I'll second that about George's corks. Good construction, tight seal, all around good.


I've an aquintance who uses the Normacorc, no compliants, but I just can't get over the plastic look. I guess I'm being a snob, but I just can't imagine using them. I use caps, and will probably use screw tops, but plastic corks. Nah.


----------



## Maui Joe (Aug 18, 2004)

Good info..thanks for the input.


----------



## Maui Joe (Sep 7, 2004)

I have recently received an order of George's corks and I am very impressed. We will be bottling 6-gallons of Sauv. Blanc this coming weekend and I can hardly wait to use them. I forsee no problems, the makeupof these corks look "great." They are the labeled ones for over two (2) year storage.


----------



## Chief (Sep 7, 2004)

Maui Joe said:


> I have recently received an order of George's corks and I am very impressed. We will be bottling 6-gallons of Sauv. Blanc this coming weekend and I can hardly wait to use them. I forsee no problems, the makeupof these corks look "great." They are the labeled ones for over two (2) year storage.

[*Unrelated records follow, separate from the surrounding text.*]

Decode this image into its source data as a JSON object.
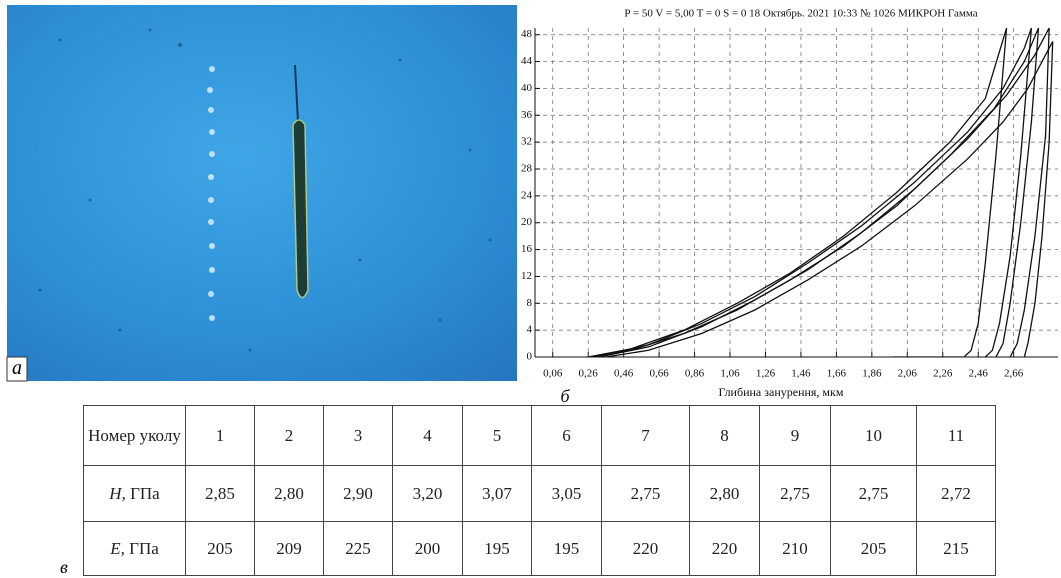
{
  "photo": {
    "label": "а"
  },
  "chart_data": {
    "type": "line",
    "title": "P = 50 V = 5,00 T = 0 S = 0    18 Октябрь. 2021 10:33 № 1026 МИКРОН Гамма",
    "x_label": "Глибина занурення, мкм",
    "panel_label": "б",
    "xlim": [
      -0.04,
      2.91
    ],
    "ylim": [
      0,
      49
    ],
    "grid": true,
    "xticks": [
      {
        "value": 0.06,
        "label": "0,06"
      },
      {
        "value": 0.26,
        "label": "0,26"
      },
      {
        "value": 0.46,
        "label": "0,46"
      },
      {
        "value": 0.66,
        "label": "0,66"
      },
      {
        "value": 0.86,
        "label": "0,86"
      },
      {
        "value": 1.06,
        "label": "1,06"
      },
      {
        "value": 1.26,
        "label": "1,26"
      },
      {
        "value": 1.46,
        "label": "1,46"
      },
      {
        "value": 1.66,
        "label": "1,66"
      },
      {
        "value": 1.86,
        "label": "1,86"
      },
      {
        "value": 2.06,
        "label": "2,06"
      },
      {
        "value": 2.26,
        "label": "2,26"
      },
      {
        "value": 2.46,
        "label": "2,46"
      },
      {
        "value": 2.66,
        "label": "2,66"
      }
    ],
    "yticks": [
      0,
      4,
      8,
      12,
      16,
      20,
      24,
      28,
      32,
      36,
      40,
      44,
      48
    ],
    "series": [
      {
        "color": "#111111",
        "x": [
          0.28,
          0.5,
          0.8,
          1.1,
          1.4,
          1.7,
          2.0,
          2.3,
          2.55,
          2.72,
          2.8,
          2.76,
          2.7,
          2.64,
          2.6,
          2.56
        ],
        "values": [
          0,
          1,
          3.5,
          7,
          11.5,
          16.5,
          22.5,
          30,
          37,
          44,
          49,
          35,
          20,
          8,
          2,
          0
        ]
      },
      {
        "color": "#111111",
        "x": [
          0.32,
          0.6,
          0.9,
          1.2,
          1.5,
          1.8,
          2.1,
          2.4,
          2.62,
          2.78,
          2.86,
          2.84,
          2.78,
          2.72,
          2.68,
          2.64
        ],
        "values": [
          0,
          1.5,
          4.5,
          8.5,
          13,
          18.5,
          25,
          32.5,
          39,
          45,
          49,
          33,
          18,
          7,
          2,
          0
        ]
      },
      {
        "color": "#111111",
        "x": [
          0.26,
          0.5,
          0.8,
          1.1,
          1.4,
          1.7,
          2.0,
          2.3,
          2.5,
          2.62,
          2.56,
          2.5,
          2.46,
          2.42,
          2.38,
          1.98
        ],
        "values": [
          0,
          1.2,
          4,
          8,
          12.5,
          18,
          24.5,
          32,
          38.5,
          49,
          30,
          14,
          5,
          1,
          0,
          0
        ]
      },
      {
        "color": "#111111",
        "x": [
          0.36,
          0.6,
          0.9,
          1.2,
          1.5,
          1.8,
          2.1,
          2.4,
          2.6,
          2.74,
          2.82,
          2.88,
          2.86,
          2.82,
          2.78,
          2.74,
          2.72
        ],
        "values": [
          0,
          1,
          3.5,
          7,
          11.5,
          16.5,
          22.5,
          29.5,
          35,
          40,
          44,
          47,
          32,
          18,
          8,
          2,
          0
        ]
      },
      {
        "color": "#111111",
        "x": [
          0.3,
          0.6,
          0.9,
          1.2,
          1.5,
          1.8,
          2.1,
          2.4,
          2.6,
          2.72,
          2.76,
          2.7,
          2.64,
          2.58,
          2.54,
          2.5
        ],
        "values": [
          0,
          1.8,
          5,
          9,
          14,
          19.5,
          26,
          33.5,
          40,
          46,
          49,
          30,
          15,
          5,
          1,
          0
        ]
      }
    ]
  },
  "table": {
    "label": "в",
    "header": [
      "Номер уколу",
      "1",
      "2",
      "3",
      "4",
      "5",
      "6",
      "7",
      "8",
      "9",
      "10",
      "11"
    ],
    "rows": [
      {
        "symbol": "H",
        "unit": ", ГПа",
        "cells": [
          "2,85",
          "2,80",
          "2,90",
          "3,20",
          "3,07",
          "3,05",
          "2,75",
          "2,80",
          "2,75",
          "2,75",
          "2,72"
        ]
      },
      {
        "symbol": "E",
        "unit": ", ГПа",
        "cells": [
          "205",
          "209",
          "225",
          "200",
          "195",
          "195",
          "220",
          "220",
          "210",
          "205",
          "215"
        ]
      }
    ]
  }
}
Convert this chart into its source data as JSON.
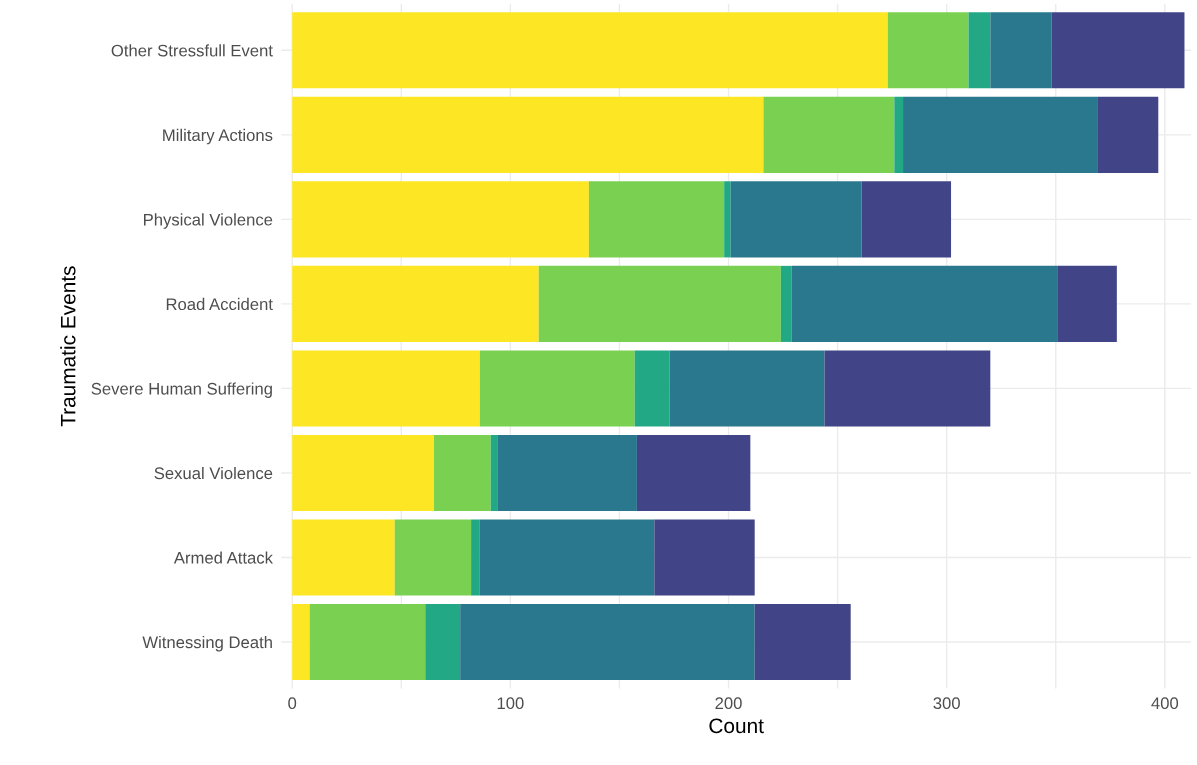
{
  "chart_data": {
    "type": "bar",
    "orientation": "horizontal",
    "stacked": true,
    "xlabel": "Count",
    "ylabel": "Traumatic Events",
    "categories": [
      "Other Stressfull Event",
      "Military Actions",
      "Physical Violence",
      "Road Accident",
      "Severe Human Suffering",
      "Sexual Violence",
      "Armed Attack",
      "Witnessing Death"
    ],
    "series": [
      {
        "color": "#fde725",
        "values": [
          273,
          216,
          136,
          113,
          86,
          65,
          47,
          8
        ]
      },
      {
        "color": "#7ad151",
        "values": [
          37,
          60,
          62,
          111,
          71,
          26,
          35,
          53
        ]
      },
      {
        "color": "#22a884",
        "values": [
          10,
          4,
          3,
          5,
          16,
          3,
          4,
          16
        ]
      },
      {
        "color": "#2a788e",
        "values": [
          28,
          89,
          60,
          122,
          71,
          64,
          80,
          135
        ]
      },
      {
        "color": "#414487",
        "values": [
          61,
          28,
          41,
          27,
          76,
          52,
          46,
          44
        ]
      }
    ],
    "xlim": [
      -5,
      412
    ],
    "xticks": [
      0,
      {
        "value": 50,
        "label": null
      },
      100,
      {
        "value": 150,
        "label": null
      },
      200,
      {
        "value": 250,
        "label": null
      },
      300,
      {
        "value": 350,
        "label": null
      },
      400
    ],
    "grid": true
  }
}
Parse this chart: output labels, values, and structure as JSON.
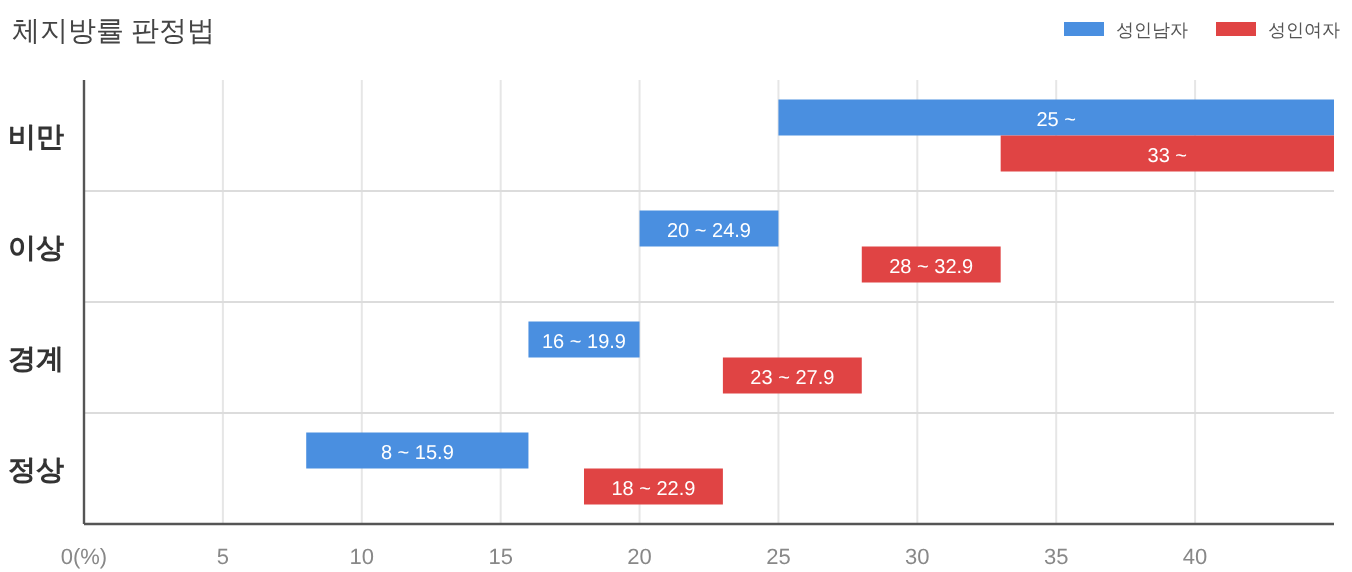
{
  "chart_data": {
    "type": "bar",
    "orientation": "horizontal",
    "title": "체지방률 판정법",
    "categories": [
      "비만",
      "이상",
      "경계",
      "정상"
    ],
    "series": [
      {
        "name": "성인남자",
        "color": "#4a8fe0",
        "base": [
          25,
          20,
          16,
          8
        ],
        "values": [
          20,
          5,
          4,
          8
        ]
      },
      {
        "name": "성인여자",
        "color": "#e04444",
        "base": [
          33,
          28,
          23,
          18
        ],
        "values": [
          12,
          5,
          5,
          5
        ]
      }
    ],
    "annotations": [
      {
        "text": "25 ~",
        "x": 35,
        "y": "비만"
      },
      {
        "text": "20 ~ 24.9",
        "x": 22.5,
        "y": "이상"
      },
      {
        "text": "16 ~ 19.9",
        "x": 18,
        "y": "경계"
      },
      {
        "text": "8 ~ 15.9",
        "x": 12,
        "y": "정상"
      },
      {
        "text": "33 ~",
        "x": 39,
        "y": "비만"
      },
      {
        "text": "28 ~ 32.9",
        "x": 30.5,
        "y": "이상"
      },
      {
        "text": "23 ~ 27.9",
        "x": 25.5,
        "y": "경계"
      },
      {
        "text": "18 ~ 22.9",
        "x": 20.5,
        "y": "정상"
      }
    ],
    "xlim": [
      0,
      45
    ],
    "xticks": [
      {
        "value": 0,
        "label": "0(%)"
      },
      5,
      10,
      15,
      20,
      25,
      30,
      35,
      40
    ],
    "grid": true,
    "legend": "top right"
  }
}
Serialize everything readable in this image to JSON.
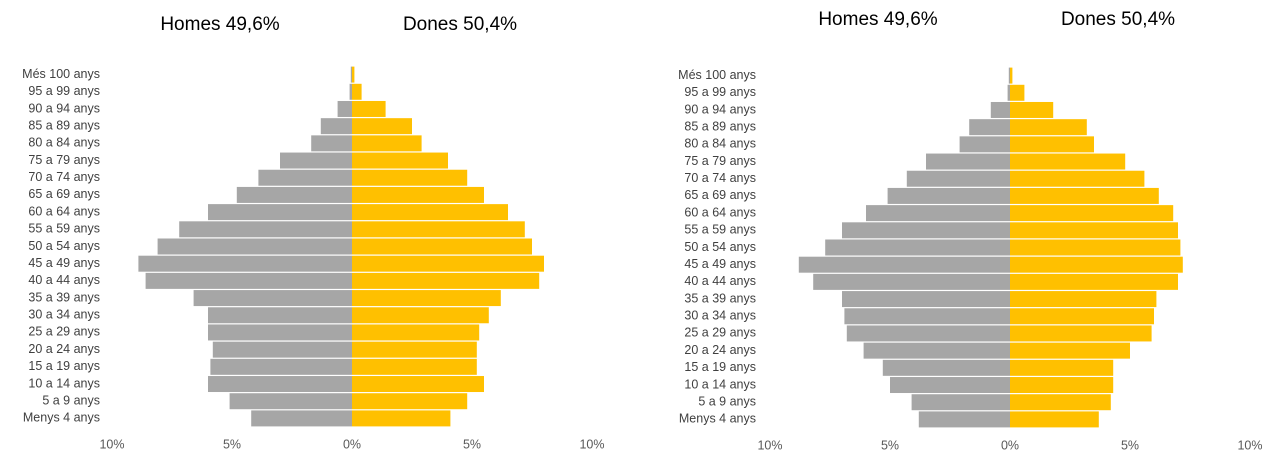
{
  "chart_data": [
    {
      "type": "pyramid",
      "categories": [
        "Més 100 anys",
        "95 a 99 anys",
        "90 a 94 anys",
        "85 a 89 anys",
        "80 a 84 anys",
        "75 a 79 anys",
        "70 a 74 anys",
        "65 a 69 anys",
        "60 a 64 anys",
        "55 a 59 anys",
        "50 a 54 anys",
        "45 a 49 anys",
        "40 a 44 anys",
        "35 a 39 anys",
        "30 a 34 anys",
        "25 a 29 anys",
        "20 a 24 anys",
        "15 a 19 anys",
        "10 a 14 anys",
        "5 a 9 anys",
        "Menys 4 anys"
      ],
      "series": [
        {
          "name": "Homes  49,6%",
          "color": "#a6a6a6",
          "values": [
            -0.05,
            -0.1,
            -0.6,
            -1.3,
            -1.7,
            -3.0,
            -3.9,
            -4.8,
            -6.0,
            -7.2,
            -8.1,
            -8.9,
            -8.6,
            -6.6,
            -6.0,
            -6.0,
            -5.8,
            -5.9,
            -6.0,
            -5.1,
            -4.2
          ]
        },
        {
          "name": "Dones 50,4%",
          "color": "#ffc000",
          "values": [
            0.1,
            0.4,
            1.4,
            2.5,
            2.9,
            4.0,
            4.8,
            5.5,
            6.5,
            7.2,
            7.5,
            8.0,
            7.8,
            6.2,
            5.7,
            5.3,
            5.2,
            5.2,
            5.5,
            4.8,
            4.1
          ]
        }
      ],
      "xlim": [
        -10,
        10
      ],
      "xticks": [
        {
          "value": -10,
          "label": "10%"
        },
        {
          "value": -5,
          "label": "5%"
        },
        {
          "value": 0,
          "label": "0%"
        },
        {
          "value": 5,
          "label": "5%"
        },
        {
          "value": 10,
          "label": "10%"
        }
      ]
    },
    {
      "type": "pyramid",
      "categories": [
        "Més 100 anys",
        "95 a 99 anys",
        "90 a 94 anys",
        "85 a 89 anys",
        "80 a 84 anys",
        "75 a 79 anys",
        "70 a 74 anys",
        "65 a 69 anys",
        "60 a 64 anys",
        "55 a 59 anys",
        "50 a 54 anys",
        "45 a 49 anys",
        "40 a 44 anys",
        "35 a 39 anys",
        "30 a 34 anys",
        "25 a 29 anys",
        "20 a 24 anys",
        "15 a 19 anys",
        "10 a 14 anys",
        "5 a 9 anys",
        "Menys 4 anys"
      ],
      "series": [
        {
          "name": "Homes  49,6%",
          "color": "#a6a6a6",
          "values": [
            -0.05,
            -0.1,
            -0.8,
            -1.7,
            -2.1,
            -3.5,
            -4.3,
            -5.1,
            -6.0,
            -7.0,
            -7.7,
            -8.8,
            -8.2,
            -7.0,
            -6.9,
            -6.8,
            -6.1,
            -5.3,
            -5.0,
            -4.1,
            -3.8
          ]
        },
        {
          "name": "Dones 50,4%",
          "color": "#ffc000",
          "values": [
            0.1,
            0.6,
            1.8,
            3.2,
            3.5,
            4.8,
            5.6,
            6.2,
            6.8,
            7.0,
            7.1,
            7.2,
            7.0,
            6.1,
            6.0,
            5.9,
            5.0,
            4.3,
            4.3,
            4.2,
            3.7
          ]
        }
      ],
      "xlim": [
        -10,
        10
      ],
      "xticks": [
        {
          "value": -10,
          "label": "10%"
        },
        {
          "value": -5,
          "label": "5%"
        },
        {
          "value": 0,
          "label": "0%"
        },
        {
          "value": 5,
          "label": "5%"
        },
        {
          "value": 10,
          "label": "10%"
        }
      ]
    }
  ]
}
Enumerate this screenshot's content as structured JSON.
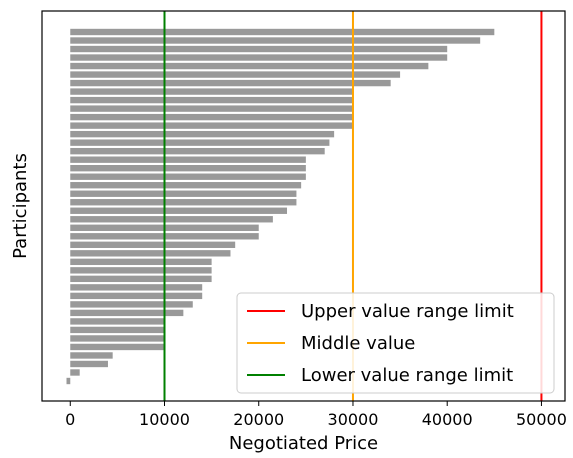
{
  "chart_data": {
    "type": "bar",
    "orientation": "horizontal",
    "xlabel": "Negotiated Price",
    "ylabel": "Participants",
    "xlim": [
      -3000,
      52500
    ],
    "xticks": [
      0,
      10000,
      20000,
      30000,
      40000,
      50000
    ],
    "xtick_labels": [
      "0",
      "10000",
      "20000",
      "30000",
      "40000",
      "50000"
    ],
    "bar_color": "#999999",
    "values": [
      -400,
      1000,
      4000,
      4500,
      10000,
      10000,
      10000,
      10000,
      12000,
      13000,
      14000,
      14000,
      15000,
      15000,
      15000,
      17000,
      17500,
      20000,
      20000,
      21500,
      23000,
      24000,
      24000,
      24500,
      25000,
      25000,
      25000,
      27000,
      27500,
      28000,
      30000,
      30000,
      30000,
      30000,
      30000,
      34000,
      35000,
      38000,
      40000,
      40000,
      43500,
      45000
    ],
    "reference_lines": [
      {
        "name": "Upper value range limit",
        "value": 50000,
        "color": "#ff0000"
      },
      {
        "name": "Middle value",
        "value": 30000,
        "color": "#ffa500"
      },
      {
        "name": "Lower value range limit",
        "value": 10000,
        "color": "#008000"
      }
    ],
    "legend_position": "bottom-right",
    "grid": false
  }
}
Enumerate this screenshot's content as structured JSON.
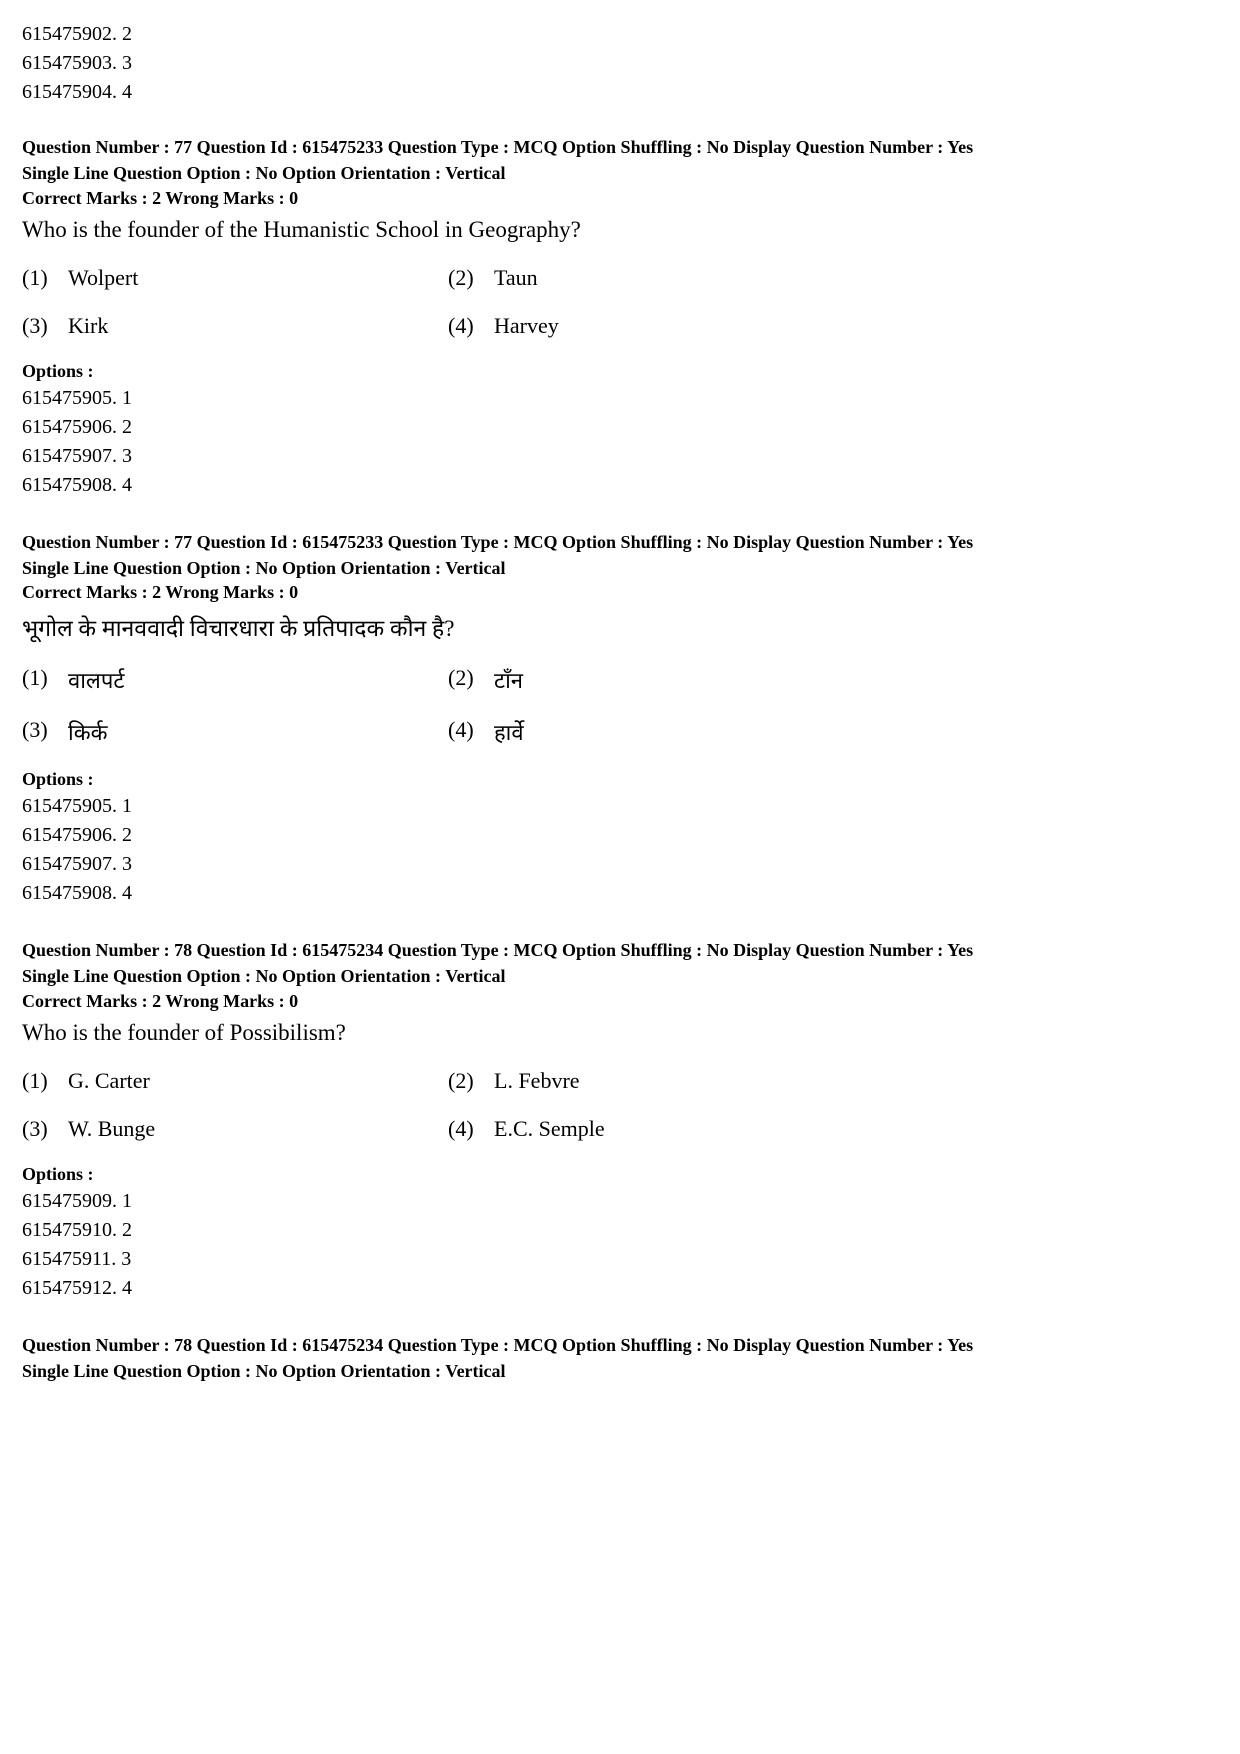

How do you sanitize your corks?


Chief


----------



## bdavidh (Sep 7, 2004)

In theory, you shouldn't have too. I'm seen several posts in different forums that say they do not sanitize, but use straight from the bag.


I'd rather erroron the safe side, I give mine a quick (2 minute) dunk in a oxygenating cleaner, then air dry, at the same time I sanitize my bottles.


----------



## masta (Sep 7, 2004)

I also use corks from George and give them a quick rinse in C-Brite solution (1 teaspoon to 1 gallon of hot water). My thinking it will sanitize the corks if they need it and also helps to insert corks when damp to prevent chipping and breaking off small pieces that could get into the bottle....we don't like floaters in our bottles!


----------



## Maui Joe (Sep 8, 2004)

I have santized and did not in the past. Haven't had a problem, either way. But when I do, I place them in a container with a lid, and a small container in the middle. I mix a new meta-sul solution and have that sitting in the center while I prepare the bottles. When I am ready to cork, I then remove all the corks and mass wipe them. I do not "wet" my corks..haven't had any problems..


----------



## MedPretzel (Sep 21, 2004)

geocorn said:


> I have never used the screw caps, but I can tell you that their popularity is growing every day. When I get the store open, I will start stocking them.




Yahoo! 


Okay, now for a question: I have these little Sutter Home 187 ml bottles with the screw caps still. Somehow I think that these aren't really closed well (sometimes they "skip" the thread and become loose again). Now, if I buy screw-caps for these bottles, would the same thing happen? Do I need a special device on puting them on? 


And, do you have screw-caps for 187 ml bottles?










I've got like 20 of these bottles, and would really like to use them for presents, since no one returns the big ones...









Thanks!





Martina


----------



## bdavidh (Sep 23, 2004)

I agree, but where can you find those bottles, beside buying them at the store, then consuming?


----------



## geocorn (Sep 25, 2004)

I don't carry screw caps. Try leeners.com.


----------